2. A value we _manually mask out_ when fitting the model (train set) and _unmask_ when we want to evaluate the model (test set). These observations will serve as the model's _generalization_ performance. 

To make this kind of estimation simple we offer another convenience function: `approximate_generalization`.

**Note**: keep in mind that using this approach will _increase_ the sparsity of an already sparse dataset!

You can control the extent to which this happens using the `n_folds` parameter. More folds, means that the model is trained on _more_ data thereby decreasing the additional sparsity.

Here we run this using 10 folds which means that ~90% of the _observed_ values will be used for training the model and ~10% of the _observed_ values will be used for testing performance.

In [158]:
cv_results = approximate_generalization(NNMF_sgd, real_sparse_mat, n_folds=10)

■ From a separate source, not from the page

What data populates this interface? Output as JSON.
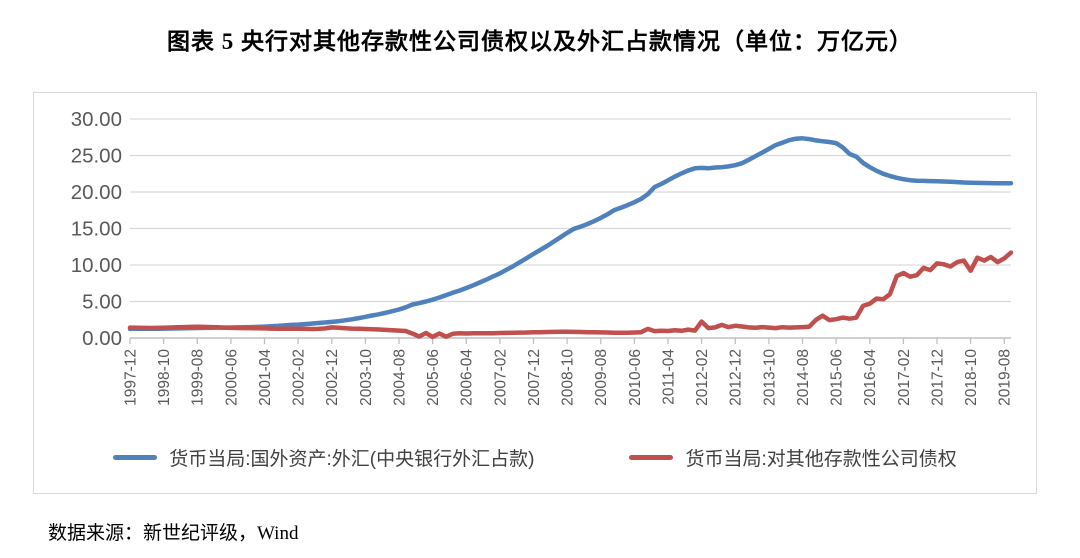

In this particular example, the performance of our model on unseen data drops even further because of how small our dataset was to begin with.

In [159]:
cv_results

Unnamed: 0,algorithm,dataset,group,metric,mean,std
0,NNMF_sgd,test,all,correlation,-0.404187,0.8748287
1,NNMF_sgd,test,all,mae,36.741604,12.126
2,NNMF_sgd,test,all,mse,2054.950232,1159.434
3,NNMF_sgd,test,all,rmse,43.228941,14.38398
4,NNMF_sgd,test,user,correlation,0.0,1.414214
5,NNMF_sgd,test,user,mae,36.629386,12.06473
6,NNMF_sgd,test,user,mse,2042.186382,1160.706
7,NNMF_sgd,test,user,rmse,37.607371,13.46175
8,NNMF_sgd,train,all,correlation,1.0,4.291507e-08
9,NNMF_sgd,train,all,mae,0.004285,0.001732634


# Concluding Thoughts

This notebook has provided a full example of how to fit a model in several different ways. Here are a few parting tips to help you plan your own analyses:

If you already have a _sparse_ dataset, `approximate_generalization` can help you assess how well collborative filtering works for your use case (at the cost of increasing sparsity during evaluation). This approach is the defacto standard in several other collaborative filtering toolboxes such as [Surprise](http://surpriselib.com/). 

If you're working with a small but _dense_ dataset, using `estimate_performance` maybe preferable. That's because you can leverage ground truth observations and more carefully control how much sparsity you would like to use during model evaluation. This is useful when making new data collection or experimental design choices as it simulates how well a model will perform had your dataset been _sparse_.